Cosa vi ha attratto delle sua figura?

– È il santo degli ultimi, dei diseredati, che, in momento storico in cui la Chiesa era arroccata nel suo potere temporale, ha predicato con il suo esempio il ritorno alla purezza della  lettera evangelica. Da giovane era dedito al sesso, al gioco e al vizio, ma ad un tratto ha deciso di cambiare radicalmente la sua vita per mettersi al servizio dei più deboli, iniziando così una rivoluzione che avrebbe contribuito a cambiare il futuro della Chiesa.
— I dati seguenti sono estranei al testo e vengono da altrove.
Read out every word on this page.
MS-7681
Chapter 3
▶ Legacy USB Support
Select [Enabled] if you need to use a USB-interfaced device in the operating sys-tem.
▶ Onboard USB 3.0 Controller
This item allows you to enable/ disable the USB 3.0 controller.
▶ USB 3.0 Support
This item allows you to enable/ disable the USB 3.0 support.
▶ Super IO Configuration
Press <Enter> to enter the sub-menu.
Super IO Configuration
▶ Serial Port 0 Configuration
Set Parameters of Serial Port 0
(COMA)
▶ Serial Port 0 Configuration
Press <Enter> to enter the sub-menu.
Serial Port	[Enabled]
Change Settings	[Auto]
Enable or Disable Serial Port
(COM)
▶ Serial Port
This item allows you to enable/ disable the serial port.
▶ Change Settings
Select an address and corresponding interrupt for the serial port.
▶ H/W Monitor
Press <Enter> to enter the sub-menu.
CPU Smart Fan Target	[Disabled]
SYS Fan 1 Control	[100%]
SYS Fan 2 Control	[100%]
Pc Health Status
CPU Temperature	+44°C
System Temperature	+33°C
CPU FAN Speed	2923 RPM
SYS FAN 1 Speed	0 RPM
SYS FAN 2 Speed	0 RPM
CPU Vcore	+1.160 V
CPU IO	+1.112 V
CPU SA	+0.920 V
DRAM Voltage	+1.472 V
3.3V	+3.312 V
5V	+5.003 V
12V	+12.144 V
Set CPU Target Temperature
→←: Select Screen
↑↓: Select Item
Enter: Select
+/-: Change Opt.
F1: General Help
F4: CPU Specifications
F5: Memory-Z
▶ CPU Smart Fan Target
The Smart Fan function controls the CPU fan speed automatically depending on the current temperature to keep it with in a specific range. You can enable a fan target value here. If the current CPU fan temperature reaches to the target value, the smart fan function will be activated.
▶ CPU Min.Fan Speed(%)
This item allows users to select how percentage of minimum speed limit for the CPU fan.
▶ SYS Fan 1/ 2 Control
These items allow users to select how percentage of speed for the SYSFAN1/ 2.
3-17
Subire il fascino di una figura del genere è inevitabile.

Nel vostro romanzo realtà e finzione si intrecciano con sapienza, conferendo sempre credibilità e verosimiglianza al racconto, quanto tempo avete impiegato, tra ricerche storiche e stesura finale?

– Poco più di un anno. L’indagine storica è stata accurata. Nonostante ci fosse alla base la nostra comune passione per il Medioevo, è stato necessario approfondire molto gli argomenti al centro della nostra narrazione. La fortezza del castigo è una storia di finzione, calata in un contesto storico realistico, dove accanto a luoghi reali e personaggi storicamente esistiti, convivono luoghi immaginari e personaggi che sono del tutto frutto della nostra fantasia.

Avete in mente una saga?

– Ci stiamo ragionando. Bonaventura da Iseo e i suoi compagni di viaggio in un Medioevo affascinante e oscuro, pieno di misteri e contraddizioni, ci hanno catturato immediatamente non appena abbiamo iniziato a tratteggiarli e possiamo dire che, in un certo senso, sono loro stessi a sussurrarci di continuare a narrare la loro storia, senza contare i tantissimi lettori che ci chiedono come proseguiranno le loro vicende.
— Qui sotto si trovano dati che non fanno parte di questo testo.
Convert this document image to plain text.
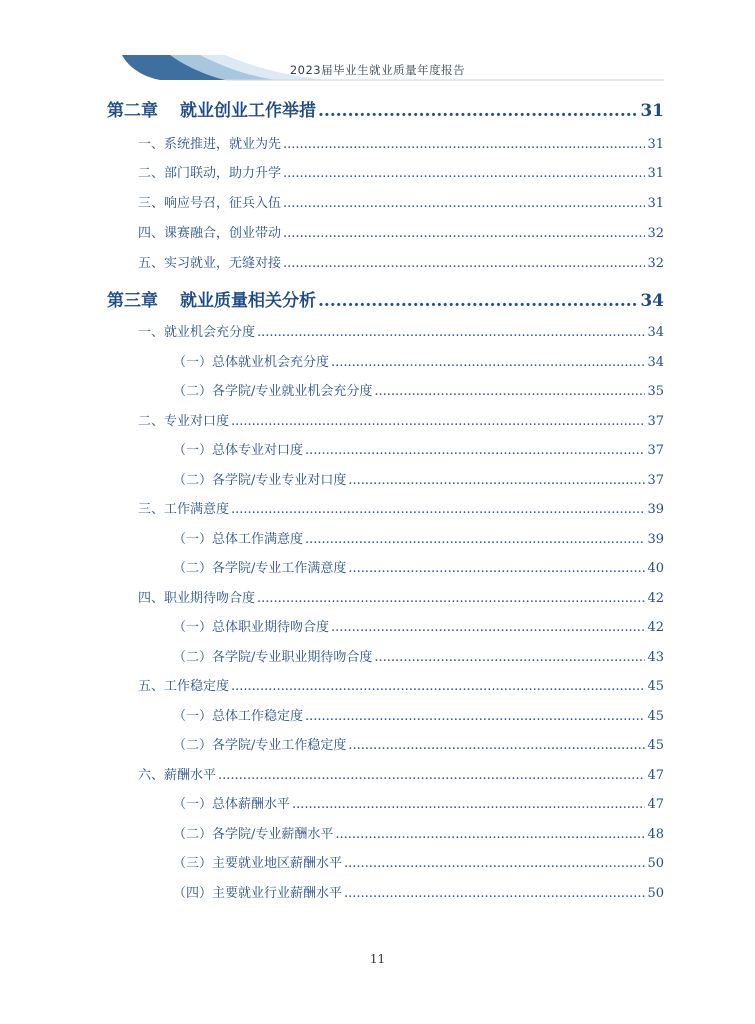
2023届毕业生就业质量年度报告
第二章 就业创业工作举措 .....	31
一、系统推进，就业为先 .....	31
二、部门联动，助力升学 .....	31
三、响应号召，征兵入伍 .....	31
四、课赛融合，创业带动 .....	32
五、实习就业，无缝对接 .....	32
第三章 就业质量相关分析 .....	34
一、就业机会充分度 .....	34
（一）总体就业机会充分度 .....	34
（二）各学院/专业就业机会充分度 .....	35
二、专业对口度 .....	37
（一）总体专业对口度 .....	37
（二）各学院/专业专业对口度 .....	37
三、工作满意度 .....	39
（一）总体工作满意度 .....	39
（二）各学院/专业工作满意度 .....	40
四、职业期待吻合度 .....	42
（一）总体职业期待吻合度 .....	42
（二）各学院/专业职业期待吻合度 .....	43
五、工作稳定度 .....	45
（一）总体工作稳定度 .....	45
（二）各学院/专业工作稳定度 .....	45
六、薪酬水平 .....	47
（一）总体薪酬水平 .....	47
（二）各学院/专业薪酬水平 .....	48
（三）主要就业地区薪酬水平 .....	50
（四）主要就业行业薪酬水平 .....	50
11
Il vostro romanzo si svolge in un periodo di grandi sconvolgimenti sociali e religiosi. È quasi immediato un parallelo con la contemporaneità, non è cosi?

– Sicuramente sì. Il thriller storico è un genere narrativo che conferisce agli autori una grande libertà, sia pure nel rispetto dei canoni del filone letterario. Il nostro romanzo è una classica storia di eterna lotta tra bene e male, abitato da temi come la conquista del potere, la corruzione, il rapporto tra scienza e fede, le guerre di religione. Argomenti che incrociano la vita di ognuno di noi e che risuonano nel profondo di ciascuno. A nostro avviso una buona storia è sempre capace di parlare alla contemporaneità, a prescindere dal genere letterario di appartenenza.

Nel vostro romanzo oltre al geniale Bonaventura da Iseo ci sono molti altri personaggi carichi di fascino, tra loro una ragazza misteriosa, Fleur, il cui destino è legato alla profezia che campeggia al centro della vostra storia. Che mi puoi dire a riguardo?

– Fleur è una ragazza ribelle e selvaggia. In un mondo dominato e pensato dagli uomini, che alla donne riservava ruoli da madre, sposa, monaca o prostituta, lei è determinata a crearsi il proprio destino a dispetto di tutto e tutti. Direi che anche in questo caso ci sono spunti per riflettere sulla contemporaneità. Insomma noi crediamo che un autore debba sempre calare la sua idea di mondo all’interno della storia, se poi questa idea è etica, l’autore ha fatto bene il suo lavoro.

La fortezza del castigo sarà tradotta e pubblicata in Germania da Bertelsmann  e in Spagna da Ediciones B del Gruppo Penguin Random House. Inoltre ha suscitato un grande interesse alla Fiera del libro di Londra. Cosa vi aspettate dalle edizioni in lingua straniera del vostro romanzo?

– Siamo entusiasti che il nostro romanzo si apra a una dimensione internazionale. Ciò che ci auguriamo è che un numero di lettori sempre più ampio si appassioni alla nostra storia, condividendo i desideri, le passioni, i turbamenti dei nostri personaggi, amandoli così come abbiamo fatto noi scrivendo la loro storia.